21 October 2009

Government to provide tax certainty to investors in forestry Managed Investment Schemes

The Assistant Treasurer, Senator Nick Sherry, has today announced the Rudd Government will amend the tax law to protect around 19,000 investors in forestry managed investment schemes (MIS) from an unintended and adverse tax outcome.

The collapse of Timbercorp and Great Southern is expected to lead to a number of forestry MIS being wound‑up or restructured, which could cause investors to fail the requirement of having held their interest in the MIS for four years as a condition of an up-front tax deduction.

The Rudd Government will amend this four-year holding period rule for forestry MIS to ensure that it cannot be failed for reasons genuinely outside an investor's control.

"Under current law, investors in forestry MIS managed by Timbercorp and Great Southern may have previous years' deductions clawed back because they haven't held their interests for four years," the Assistant Treasurer said.

"The four-year holding rules were introduced in 2007 as part of a package to regulate secondary trading of forestry interests."

"Many of the investments in question were made before this holding requirement was put in place – at the time they decided to invest, these investors had no way of knowing that their deductions were at risk."

"The Rudd Government doesn't consider that to be a desirable outcome, as it unduly penalises investors for events outside their control."

"Accordingly, we will amend the tax law to allow an investor's deduction to stand where the four-year holding rule is failed due to events beyond the control of the investor."

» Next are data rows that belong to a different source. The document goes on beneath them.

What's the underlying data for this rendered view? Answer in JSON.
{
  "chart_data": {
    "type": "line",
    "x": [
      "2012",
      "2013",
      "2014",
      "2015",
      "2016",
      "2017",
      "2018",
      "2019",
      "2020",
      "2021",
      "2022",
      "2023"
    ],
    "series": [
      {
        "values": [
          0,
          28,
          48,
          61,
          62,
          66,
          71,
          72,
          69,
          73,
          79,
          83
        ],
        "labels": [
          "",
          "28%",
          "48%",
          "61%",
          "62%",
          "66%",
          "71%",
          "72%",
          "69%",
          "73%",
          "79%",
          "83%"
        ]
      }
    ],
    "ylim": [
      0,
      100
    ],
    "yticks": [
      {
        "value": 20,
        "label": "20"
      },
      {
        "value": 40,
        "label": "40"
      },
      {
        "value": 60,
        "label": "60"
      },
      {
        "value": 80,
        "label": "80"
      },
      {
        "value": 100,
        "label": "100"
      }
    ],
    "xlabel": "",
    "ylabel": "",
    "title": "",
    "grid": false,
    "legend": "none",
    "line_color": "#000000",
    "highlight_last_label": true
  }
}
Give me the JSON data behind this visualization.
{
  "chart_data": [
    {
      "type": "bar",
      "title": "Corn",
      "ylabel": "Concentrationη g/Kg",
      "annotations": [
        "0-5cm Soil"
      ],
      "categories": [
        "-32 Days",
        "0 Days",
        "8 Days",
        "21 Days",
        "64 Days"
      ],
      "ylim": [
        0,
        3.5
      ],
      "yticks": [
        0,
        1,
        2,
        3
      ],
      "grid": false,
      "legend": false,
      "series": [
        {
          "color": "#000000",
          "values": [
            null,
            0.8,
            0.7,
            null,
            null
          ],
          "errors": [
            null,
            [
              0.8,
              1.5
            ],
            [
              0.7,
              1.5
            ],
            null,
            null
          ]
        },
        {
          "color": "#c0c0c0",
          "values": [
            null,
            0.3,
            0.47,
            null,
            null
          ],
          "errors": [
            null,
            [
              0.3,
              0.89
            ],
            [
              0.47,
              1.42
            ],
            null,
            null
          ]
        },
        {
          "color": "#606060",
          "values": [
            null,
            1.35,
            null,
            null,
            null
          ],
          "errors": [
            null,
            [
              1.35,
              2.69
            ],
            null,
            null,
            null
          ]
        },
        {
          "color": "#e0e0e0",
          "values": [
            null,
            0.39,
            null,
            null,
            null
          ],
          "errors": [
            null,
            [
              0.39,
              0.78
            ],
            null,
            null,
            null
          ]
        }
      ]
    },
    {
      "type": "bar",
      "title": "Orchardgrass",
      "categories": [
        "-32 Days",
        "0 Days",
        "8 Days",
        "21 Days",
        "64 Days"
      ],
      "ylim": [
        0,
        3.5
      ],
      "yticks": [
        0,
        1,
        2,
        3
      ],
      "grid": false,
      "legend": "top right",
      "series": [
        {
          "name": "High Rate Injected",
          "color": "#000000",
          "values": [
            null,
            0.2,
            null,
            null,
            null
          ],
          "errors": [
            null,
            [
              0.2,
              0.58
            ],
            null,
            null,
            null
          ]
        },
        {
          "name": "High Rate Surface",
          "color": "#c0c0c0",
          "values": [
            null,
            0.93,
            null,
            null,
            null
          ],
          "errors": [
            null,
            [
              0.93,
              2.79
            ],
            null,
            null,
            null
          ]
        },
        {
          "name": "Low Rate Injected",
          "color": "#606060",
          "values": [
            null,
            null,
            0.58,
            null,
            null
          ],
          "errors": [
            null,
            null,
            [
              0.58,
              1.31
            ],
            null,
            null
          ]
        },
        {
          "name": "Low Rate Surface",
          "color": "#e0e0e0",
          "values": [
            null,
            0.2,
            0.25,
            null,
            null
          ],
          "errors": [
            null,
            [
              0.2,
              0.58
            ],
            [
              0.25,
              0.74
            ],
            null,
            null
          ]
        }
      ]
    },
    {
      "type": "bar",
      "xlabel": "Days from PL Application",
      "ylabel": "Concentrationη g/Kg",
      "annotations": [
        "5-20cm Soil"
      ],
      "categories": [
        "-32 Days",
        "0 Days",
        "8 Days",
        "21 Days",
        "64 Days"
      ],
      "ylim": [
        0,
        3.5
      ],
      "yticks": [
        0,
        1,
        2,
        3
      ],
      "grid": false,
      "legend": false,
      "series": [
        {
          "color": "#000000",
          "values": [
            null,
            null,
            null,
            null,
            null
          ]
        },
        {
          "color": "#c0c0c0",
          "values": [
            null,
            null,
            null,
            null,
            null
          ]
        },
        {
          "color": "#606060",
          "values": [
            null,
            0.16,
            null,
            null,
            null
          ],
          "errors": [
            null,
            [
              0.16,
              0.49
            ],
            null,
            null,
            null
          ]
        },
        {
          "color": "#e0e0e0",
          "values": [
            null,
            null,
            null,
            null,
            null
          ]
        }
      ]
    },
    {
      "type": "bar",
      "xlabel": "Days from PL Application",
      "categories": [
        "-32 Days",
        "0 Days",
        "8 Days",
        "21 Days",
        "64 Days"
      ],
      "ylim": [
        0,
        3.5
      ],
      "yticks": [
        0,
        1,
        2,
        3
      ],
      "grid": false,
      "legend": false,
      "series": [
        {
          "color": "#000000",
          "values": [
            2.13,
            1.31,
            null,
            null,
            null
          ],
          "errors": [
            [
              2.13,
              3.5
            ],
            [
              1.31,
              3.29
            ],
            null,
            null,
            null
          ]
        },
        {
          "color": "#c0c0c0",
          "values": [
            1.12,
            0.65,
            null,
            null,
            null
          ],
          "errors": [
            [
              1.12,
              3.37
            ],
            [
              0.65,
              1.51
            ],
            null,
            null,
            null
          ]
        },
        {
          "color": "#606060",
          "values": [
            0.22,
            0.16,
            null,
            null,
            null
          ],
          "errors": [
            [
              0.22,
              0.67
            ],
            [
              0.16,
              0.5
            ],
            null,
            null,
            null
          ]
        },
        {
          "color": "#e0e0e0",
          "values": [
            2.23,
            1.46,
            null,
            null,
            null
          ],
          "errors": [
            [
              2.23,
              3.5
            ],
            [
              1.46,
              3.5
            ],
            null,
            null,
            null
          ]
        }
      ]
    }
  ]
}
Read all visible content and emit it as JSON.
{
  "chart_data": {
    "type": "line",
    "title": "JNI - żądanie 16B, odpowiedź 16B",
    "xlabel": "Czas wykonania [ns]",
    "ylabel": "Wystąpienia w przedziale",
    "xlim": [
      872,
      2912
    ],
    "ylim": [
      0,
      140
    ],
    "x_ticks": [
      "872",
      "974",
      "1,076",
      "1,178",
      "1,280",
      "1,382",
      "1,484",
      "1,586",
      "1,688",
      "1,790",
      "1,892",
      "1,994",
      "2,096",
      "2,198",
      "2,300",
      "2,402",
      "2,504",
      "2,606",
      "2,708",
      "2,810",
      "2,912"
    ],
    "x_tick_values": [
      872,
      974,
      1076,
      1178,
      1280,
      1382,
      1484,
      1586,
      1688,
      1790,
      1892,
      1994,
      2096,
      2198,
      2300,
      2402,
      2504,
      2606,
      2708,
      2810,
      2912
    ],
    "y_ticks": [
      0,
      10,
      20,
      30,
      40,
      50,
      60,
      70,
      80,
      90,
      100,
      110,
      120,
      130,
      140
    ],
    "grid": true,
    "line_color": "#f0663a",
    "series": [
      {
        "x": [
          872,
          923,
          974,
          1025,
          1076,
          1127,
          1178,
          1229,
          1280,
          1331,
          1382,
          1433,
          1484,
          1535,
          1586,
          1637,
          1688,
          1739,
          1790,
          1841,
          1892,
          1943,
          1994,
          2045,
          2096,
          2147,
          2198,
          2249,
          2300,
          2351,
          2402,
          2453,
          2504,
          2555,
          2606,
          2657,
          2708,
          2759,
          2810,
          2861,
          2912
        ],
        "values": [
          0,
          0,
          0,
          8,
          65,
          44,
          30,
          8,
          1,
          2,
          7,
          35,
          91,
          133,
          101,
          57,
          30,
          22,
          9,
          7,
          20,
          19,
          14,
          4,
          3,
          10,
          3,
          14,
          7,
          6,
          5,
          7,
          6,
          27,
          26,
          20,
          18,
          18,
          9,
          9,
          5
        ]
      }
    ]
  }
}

"These events include insolvency of the MIS manager, the death of the investor or where an MIS interest is cancelled, for example because of trees being destroyed by fire, flood or drought."

The Government will also amend the law to ensure that civil penalties can still apply to the promoters of forestry MIS notwithstanding that the investors' deductions are allowed to stand because of the amendment to the four-year holding rules.

The promoter penalty provisions are an important integrity measure designed to discourage the implementation of schemes covered by an Australian Taxation Office product ruling in a way that is materially different from the product ruling.

"The amendments will ensure the right balance between protecting certain investors' deductions and discouraging excessively risky behaviour," the Assistant Treasurer said.

"They ensure that taxpayers are not unfairly affected as a result of events outside their control, while maintaining robust integrity provisions."

As the holding period rules apply only to investments in forestry MIS, investors in other agribusiness MIS are not affected.

The Government will release draft legislation for public comment.

The Australian Taxation Office has also released further detail on the tax implications for investors in non-forestry agribusiness MIS where the operator becomes insolvent. It is available at www.ato.gov.au.